A segunda observação visa sublinhar que, em nosso entender, a explicação mais benévola para o facto de uma determinada área política ter mudado de posição e ter passado a colocar toda a prioridade na convocação de um referendo parece ser a de que, além da conhecida posição da direita de só por novo referendo se poder voltar a decidir sobre a questão, também a posição do PS com a direcção de Ferro Rodrigues ter passado a ser essa, assim se formando naquela área a consideração táctica de que haveria mais dificuldade em dizer não a um referendo do que à aprovação de uma lei pela AR. Como se calculará, os comunistas não partilham desta visão nem deste juízo e, em qualquer caso, não se disporiam a empunhar bandeiras que historicamente ficam melhor nas mãos de outros. Mas agora não é esse o ponto, porque o ponto está em que é muito desagradável e chocante que seja precisamente no momento em que o PS, sob o impacto do julgamento de Aveiro, flexibiliza a sua anterior posição e passa a afirmar em declarações de Ferro Rodrigues e António Costa a irrepreensível legitimidade de a AR legislar sobre o aborto que o Bloco de Esquerda venha enfatizar a ideia do referendo como «o único caminho» e que mãos e cabeças pouco ponderadas se ocupem a desenhar panos onde escrevem que «o aborto é um direito/sem referendo nada feito».

A terceira observação pretende anotar que não corresponde propriamente a uma muito autoproclamada «nova forma de fazer política» que os promotores da recolha de 75 mil assinaturas para uma petição para um referendo, durante mais de um ano dela sempre tenham falado em termos que não só não contrariavam como antes estimulavam o monumental equívoco de que , uma vez garantida essa recolha, isso significava automaticamente a convocação de um referendo sobre o aborto. De facto, consultam-se dezenas de declarações e de notícias e o que sempre se encontra são fórmulas como a de que essas assinaturas visam «permitir a realização do referendo», «são necessárias para a realização de um novo referendo», «para forçar uma nova consulta popular» ou para «desencadear a nível da AR o processo de realização de um novo referendo».

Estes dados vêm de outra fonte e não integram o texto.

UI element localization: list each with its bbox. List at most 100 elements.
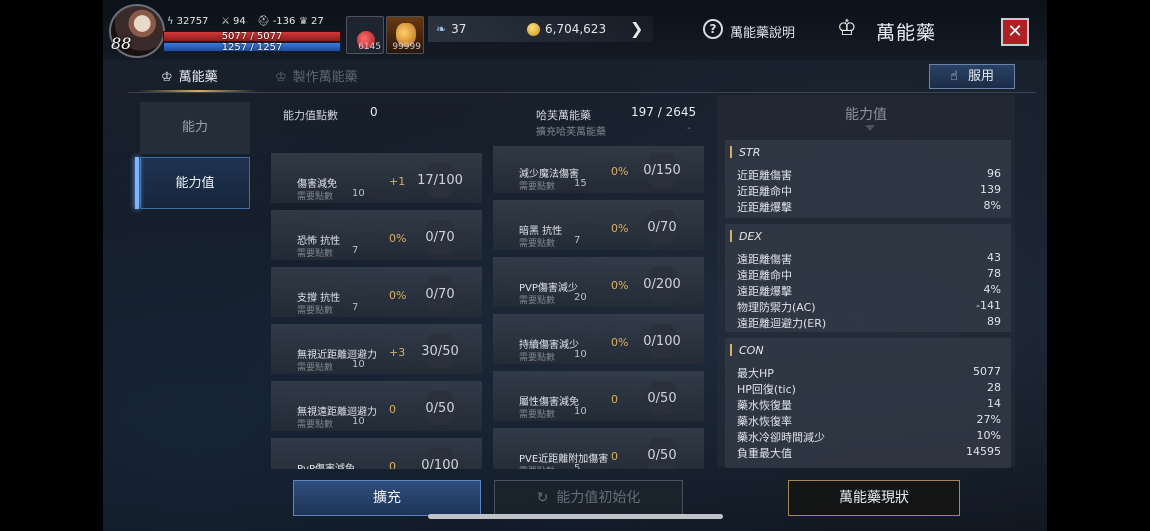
list-item[interactable]: PvP傷害減免需要點數1000/100 bbox=[271, 438, 482, 469]
harpi-sub-value: - bbox=[687, 123, 691, 134]
home-indicator[interactable] bbox=[428, 514, 723, 519]
required-points-value: 20 bbox=[574, 292, 587, 303]
required-points-label: 需要點數 bbox=[297, 192, 334, 202]
stat-value: 96 bbox=[987, 167, 1001, 180]
stat-group-title: CON bbox=[739, 344, 764, 357]
stat-value: 28 bbox=[987, 381, 1001, 394]
list-item[interactable]: 暗黑 抗性 需要點數 7 0% 0/70 bbox=[493, 200, 704, 250]
list-item[interactable]: PVP傷害減少 需要點數 20 0% 0/200 bbox=[493, 257, 704, 307]
list-item[interactable]: 屬性傷害減免 需要點數 10 0 0/50 bbox=[493, 371, 704, 421]
quick-slot-red-potion[interactable]: 6145 bbox=[346, 16, 384, 54]
stat-value: 4% bbox=[983, 283, 1001, 296]
tab-craft-elixir[interactable]: ♔ 製作萬能藥 bbox=[275, 66, 358, 85]
elixir-title-icon: ♔ bbox=[837, 16, 857, 41]
stat-list-right[interactable]: 減少魔法傷害 需要點數 15 0% 0/150 暗黑 抗性 需要點數 7 0% 0/70 PVP傷害… bbox=[493, 146, 707, 469]
sidebar-item-stats[interactable]: 能力值 bbox=[140, 157, 250, 209]
stat-row: 負重最大值 14595 bbox=[737, 445, 1001, 461]
points-label: 能力值點數 bbox=[283, 109, 338, 122]
stat-row: 遠距離命中 78 bbox=[737, 267, 1001, 283]
group-accent-bar bbox=[730, 146, 732, 158]
stat-label: 近距離命中 bbox=[737, 185, 792, 198]
stat-row: 藥水冷卻時間減少 10% bbox=[737, 429, 1001, 445]
item-progress: 0/100 bbox=[643, 334, 681, 349]
required-points-value: 7 bbox=[574, 235, 581, 246]
stat-group-title: DEX bbox=[739, 230, 762, 243]
item-name: 無視遠距離迴避力 bbox=[297, 407, 377, 418]
required-points-label: 需要點數 bbox=[297, 420, 334, 430]
stat-value: 14595 bbox=[966, 445, 1001, 458]
help-link[interactable]: 萬能藥說明 bbox=[730, 22, 795, 41]
gold-count: 6,704,623 bbox=[545, 22, 607, 36]
stat-value: 14 bbox=[987, 397, 1001, 410]
reset-label: 能力值初始化 bbox=[556, 490, 641, 506]
required-points-value: 10 bbox=[352, 359, 365, 370]
stat-value: 5077 bbox=[973, 365, 1001, 378]
mp-bar: 1257 / 1257 bbox=[163, 42, 341, 53]
stat-label: 物理防禦力(AC) bbox=[737, 301, 816, 314]
item-name: 無視近距離迴避力 bbox=[297, 350, 377, 361]
item-name: 恐怖 抗性 bbox=[297, 236, 341, 247]
craft-tab-icon: ♔ bbox=[275, 70, 287, 85]
item-progress: 0/50 bbox=[647, 391, 677, 406]
item-progress: 0/50 bbox=[647, 448, 677, 463]
list-item[interactable]: 無視近距離迴避力 需要點數 10 +3 30/50 bbox=[271, 324, 482, 374]
stat-value: 78 bbox=[987, 267, 1001, 280]
hp-text: 5077 / 5077 bbox=[221, 31, 283, 42]
stat-label: 最大HP bbox=[737, 367, 774, 380]
stat-label: 遠距離傷害 bbox=[737, 253, 792, 266]
list-item[interactable]: 減少魔法傷害 需要點數 15 0% 0/150 bbox=[493, 146, 704, 193]
stat-list-left[interactable]: 傷害減免 需要點數 10 +1 17/100 恐怖 抗性 需要點數 7 0% 0/70 支撐 抗性需… bbox=[271, 146, 483, 469]
stat-group-title: STR bbox=[739, 146, 761, 159]
stat-row: 近距離傷害 96 bbox=[737, 167, 1001, 183]
list-item[interactable]: 支撐 抗性 需要點數 7 0% 0/70 bbox=[271, 267, 482, 317]
quick-slot-gold-item[interactable]: 99999 bbox=[386, 16, 424, 54]
slot-count: 6145 bbox=[358, 42, 381, 52]
stat-row: 近距離爆擊 8% bbox=[737, 199, 1001, 215]
required-points-label: 需要點數 bbox=[519, 353, 556, 363]
stat-value: 27% bbox=[976, 413, 1001, 426]
required-points-label: 需要點數 bbox=[297, 249, 334, 259]
chevron-right-icon[interactable]: ❯ bbox=[630, 19, 643, 38]
reset-stats-button[interactable]: ↻ 能力值初始化 bbox=[494, 480, 683, 516]
feather-currency: ❧ 37 bbox=[436, 22, 466, 36]
tab-elixir[interactable]: ♔ 萬能藥 bbox=[161, 66, 218, 85]
bonus-value: 0% bbox=[611, 279, 629, 292]
stat-d-value: 27 bbox=[310, 16, 324, 27]
bonus-value: 0% bbox=[611, 222, 629, 235]
stat-row: 近距離命中 139 bbox=[737, 183, 1001, 199]
expand-button[interactable]: 擴充 bbox=[293, 480, 481, 516]
list-item[interactable]: PVE近距離附加傷害需要點數 5 0 0/50 bbox=[493, 428, 704, 469]
item-progress: 0/150 bbox=[643, 163, 681, 178]
bonus-value: 0% bbox=[611, 336, 629, 349]
elixir-status-button[interactable]: 萬能藥現狀 bbox=[788, 480, 960, 516]
stat-row: 最大HP 5077 bbox=[737, 365, 1001, 381]
use-button[interactable]: ☝ 服用 bbox=[929, 64, 1015, 89]
stat-label: 負重最大值 bbox=[737, 447, 792, 460]
required-points-label: 需要點數 bbox=[297, 306, 334, 316]
required-points-value: 5 bbox=[574, 463, 581, 469]
bonus-value: 0 bbox=[611, 393, 618, 406]
item-name: 持續傷害減少 bbox=[519, 340, 579, 351]
stat-b: ⚔ 94 bbox=[221, 16, 246, 28]
hp-bar: 5077 / 5077 bbox=[163, 31, 341, 42]
stat-c: ⛑ -136 bbox=[257, 16, 295, 28]
screen-background: 88 ϟ 32757 ⚔ 94 ⛑ -136 ♛ 27 5077 / 5077 1257… bbox=[0, 0, 1150, 531]
list-item[interactable]: 傷害減免 需要點數 10 +1 17/100 bbox=[271, 153, 482, 203]
list-item[interactable]: 持續傷害減少 需要點數 10 0% 0/100 bbox=[493, 314, 704, 364]
stat-value: -141 bbox=[976, 299, 1001, 312]
stat-group: STR 近距離傷害 96 近距離命中 139 近距離爆擊 8% bbox=[725, 140, 1011, 218]
elixir-tab-icon: ♔ bbox=[161, 70, 173, 85]
stat-label: 近距離爆擊 bbox=[737, 201, 792, 214]
stats-panel-title: 能力值 bbox=[845, 107, 887, 123]
item-name: 屬性傷害減免 bbox=[519, 397, 579, 408]
list-item[interactable]: 無視遠距離迴避力 需要點數 10 0 0/50 bbox=[271, 381, 482, 431]
trophy-icon: ♛ bbox=[299, 16, 308, 27]
sidebar-item-ability[interactable]: 能力 bbox=[140, 102, 250, 154]
help-icon[interactable]: ? bbox=[703, 19, 723, 39]
item-progress: 17/100 bbox=[417, 173, 463, 188]
stat-label: 藥水恢復率 bbox=[737, 415, 792, 428]
close-button[interactable]: ✕ bbox=[1001, 18, 1029, 46]
stat-label: 遠距離爆擊 bbox=[737, 285, 792, 298]
list-item[interactable]: 恐怖 抗性 需要點數 7 0% 0/70 bbox=[271, 210, 482, 260]
game-window: 88 ϟ 32757 ⚔ 94 ⛑ -136 ♛ 27 5077 / 5077 1257… bbox=[103, 0, 1047, 531]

Seria compreensível e respeitável que os promotores da petição valorizassem a recolha das 75 mil assinaturas como uma importante manifestação e afirmação de uma corrente de opinião. Mas, até porque há sempre um dia seguinte, já não o é o silenciar por sistema que essa petição só leva à discussão da proposta na AR, que a sua sorte está tanto nas mãos da maioria de direita como um projecto de lei e que qualquer partido pode provocar a discussão e votação de um novo referendo (como o BE fez com a Constituição europeia).

A quarta observação é no sentido de que o máximo empenho e energia na obtenção de uma solução imediata não pode prudentemente esquecer o futuro e a eventual necessidade de continuação desta luta. E, nessa perspectiva, seria um péssimo serviço prestado à causa da despenalização do aborto, que palavras hoje ditas criem a inaceitável tese de que, também quando houver uma nova maioria na AR, o referendo continuará a ser «o único caminho».